Light does not go through our bodies either. Radiowave-based communication, however, is suspected to have a negative impact on our health. That is why the World Health Organization (WHO) advises a maximum exposure to radiowaves of 620 milliVolts per meter. Light can provide communication where sound can’t go: in mines and tunnels. LiFi can guide blind people through underground transportation systems and makes it possible to communicate with trapped miners in case of an incident!

LiFi also offers very exact geolocation. Today, we regularly walk in the wrong direction searching for a restaurant because the GPS technology can easily be 30 feet off and it takes time to determine where we are. Communication with a street light at the speed of light makes it possible to determine someone’s location instantly and within inches. That means, for instance, that LiFi can smoothly and efficiently lead you through the aisles of a supermarket once you have put your shopping list in your phone: you will never come home any longer without the product you couldn’t find (research shows that supermarkets lose on average 4 percent sales because people can’t find products they want to buy).

In a LiFi world you will never “lose” your car anymore in a parking garage because your phone knows exactly where it is. And, think about what LiFi means for driverless cars that now communicate with each other at the speed of sound through a satellite 22,000 miles away in outer space. LiFi enables cars to instantly communicate with each other at the speed of light using their lights.

Aircraft manufacturers can replace the heavy copper wires that connect the video screens in planes with LiFi enabled LED lights that are already installed above every seat. The technology benefits of LiFi are huge, but perhaps the most important contribution is that the introduction of LiFi offers a chance to do the Internet all over again. Light networks are owned by governments. Note: the networks exist; the introduction of LiFi does not require massive infrastructural investments in cables, cell phone towers et cetera. We merely need to replace the light bulbs with new LED ones that come with very substantial energy savings that basically pay for the replacement. LiFi also allows developing countries to leapfrog and catch up. They don’t need billions of dollars to invest in optic fiber cables and cellphone towers. Instead, they can provide high-speed Internet using simple ADSL technology everywhere where their electricity networks reach. Even our current phones are ready with their cameras and LED-lit screens for LiFi.
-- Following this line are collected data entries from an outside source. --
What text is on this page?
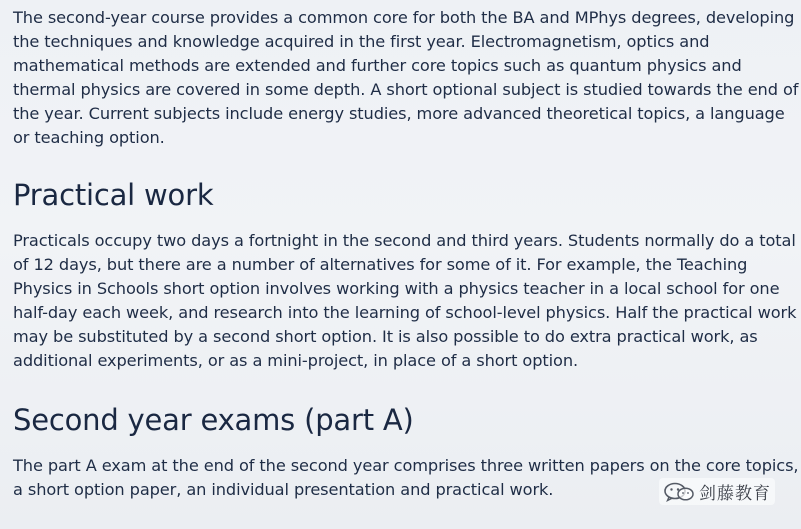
The second-year course provides a common core for both the BA and MPhys degrees, developing the techniques and knowledge acquired in the first year. Electromagnetism, optics and mathematical methods are extended and further core topics such as quantum physics and thermal physics are covered in some depth. A short optional subject is studied towards the end of the year. Current subjects include energy studies, more advanced theoretical topics, a language or teaching option.

Practical work

Practicals occupy two days a fortnight in the second and third years. Students normally do a total of 12 days, but there are a number of alternatives for some of it. For example, the Teaching Physics in Schools short option involves working with a physics teacher in a local school for one half-day each week, and research into the learning of school-level physics. Half the practical work may be substituted by a second short option. It is also possible to do extra practical work, as additional experiments, or as a mini-project, in place of a short option.

Second year exams (part A)

The part A exam at the end of the second year comprises three written papers on the core topics, a short option paper, an individual presentation and practical work.	剑藤教育
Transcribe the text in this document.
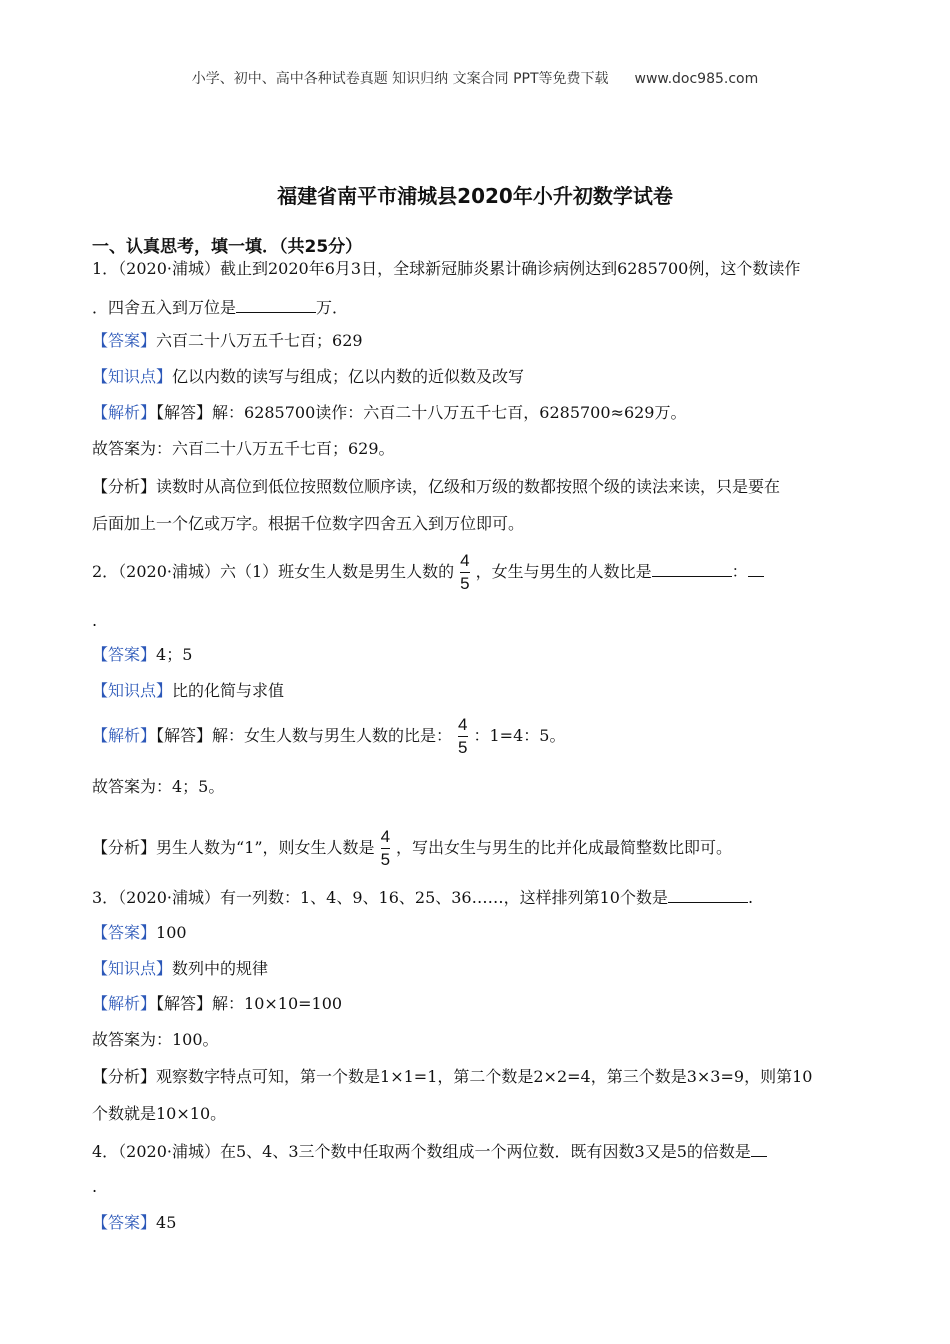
小学、初中、高中各种试卷真题 知识归纳 文案合同 PPT等免费下载 www.doc985.com
福建省南平市浦城县2020年小升初数学试卷
一、认真思考，填一填．（共25分）
1．（2020·浦城）截止到2020年6月3日，全球新冠肺炎累计确诊病例达到6285700例，这个数读作
．四舍五入到万位是	万．
【答案】六百二十八万五千七百；629
【知识点】亿以内数的读写与组成；亿以内数的近似数及改写
【解析】【解答】解：6285700读作：六百二十八万五千七百，6285700≈629万。
故答案为：六百二十八万五千七百；629。
【分析】读数时从高位到低位按照数位顺序读，亿级和万级的数都按照个级的读法来读，只是要在
后面加上一个亿或万字。根据千位数字四舍五入到万位即可。
2．（2020·浦城）六（1）班女生人数是男生人数的 $\frac{4}{5}$ ，女生与男生的人数比是	：
.
【答案】4；5
【知识点】比的化简与求值
【解析】【解答】解：女生人数与男生人数的比是： $\frac{4}{5}$ ：1=4：5。
故答案为：4；5。
【分析】男生人数为“1”，则女生人数是 $\frac{4}{5}$ ，写出女生与男生的比并化成最简整数比即可。
3．（2020·浦城）有一列数：1、4、9、16、25、36……，这样排列第10个数是	.
【答案】100
【知识点】数列中的规律
【解析】【解答】解：10×10=100
故答案为：100。
【分析】观察数字特点可知，第一个数是1×1=1，第二个数是2×2=4，第三个数是3×3=9，则第10
个数就是10×10。
4．（2020·浦城）在5、4、3三个数中任取两个数组成一个两位数．既有因数3又是5的倍数是
.
【答案】45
In many countries governments have given licenses to private companies to operate the light and electricity networks. If the same networks are going to be used for data communication, these licenses will have to be renewed. Creating a new communication network presents an opportunity comes to set new rules, for instance, about the ownership of data to protect citizens and to serve society. A new network that cannot and will not be dominated by Google and Facebook. Inventor Buckminster Fuller once noted: “You never change things by fighting the existing reality. To change something, build a new model that makes the existing model obsolete.”
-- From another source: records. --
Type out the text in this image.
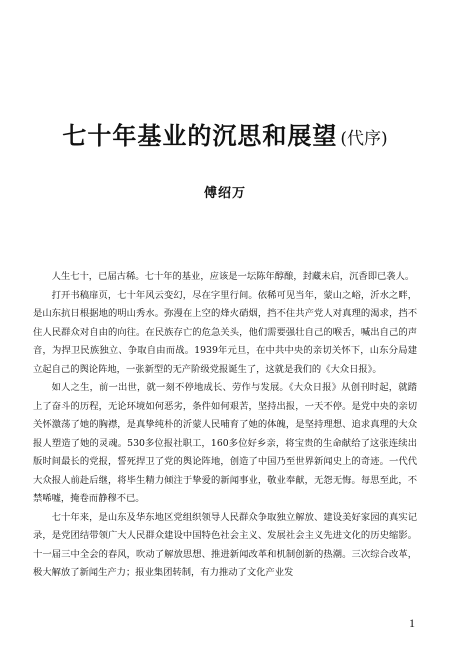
七十年基业的沉思和展望 (代序)
傅绍万

人生七十，已届古稀。七十年的基业，应该是一坛陈年醇酿，封藏未启，沉香即已袭人。

打开书稿扉页，七十年风云变幻，尽在字里行间。依稀可见当年，蒙山之峪，沂水之畔，是山东抗日根据地的明山秀水。弥漫在上空的烽火硝烟，挡不住共产党人对真理的渴求，挡不住人民群众对自由的向往。在民族存亡的危急关头，他们需要强壮自己的喉舌，喊出自己的声音，为捍卫民族独立、争取自由而战。1939年元旦，在中共中央的亲切关怀下，山东分局建立起自己的舆论阵地，一张新型的无产阶级党报诞生了，这就是我们的《大众日报》。

如人之生，前一出世，就一刻不停地成长、劳作与发展。《大众日报》从创刊时起，就踏上了奋斗的历程，无论环境如何恶劣，条件如何艰苦，坚持出报，一天不停。是党中央的亲切关怀激荡了她的胸襟，是真挚纯朴的沂蒙人民哺育了她的体魄，是坚持理想、追求真理的大众报人塑造了她的灵魂。530多位报社职工，160多位好乡亲，将宝贵的生命献给了这张连续出版时间最长的党报，誓死捍卫了党的舆论阵地，创造了中国乃至世界新闻史上的奇迹。一代代大众报人前赴后继，将毕生精力倾注于挚爱的新闻事业，敬业奉献，无怨无悔。每思至此，不禁唏嘘，掩卷而静穆不已。

七十年来，是山东及华东地区党组织领导人民群众争取独立解放、建设美好家园的真实记录，是党团结带领广大人民群众建设中国特色社会主义、发展社会主义先进文化的历史缩影。十一届三中全会的春风，吹动了解放思想、推进新闻改革和机制创新的热潮。三次综合改革，极大解放了新闻生产力；报业集团转制，有力推动了文化产业发

1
LiFi won’t work everywhere—it needs electric LED light. That means there’s no LiFi on the beach or in the mountains. For these places, soundwave based communication will remain the primary medium. However, given the great benefits of the technology for the urban environments where most people work and live, LiFi will come fast. The introduction allows us to have the conversation we should have had 25 years ago when the Internet was born: what will be rules of communication? We can put rules in place before smart entrepreneurs will be able to dominate the new network. We can make sure that “search” can be a neutral service that doesn’t need to be controlled by a private company. We can make sure that on the LiFi network we, the users, determine with whom we want to share information and to who we sell our data—and for what price. LiFi allows us to go beyond the Internet of Things—controlled by private companies—to the Internet of People that was the original democratic ideal of the Internet pioneers.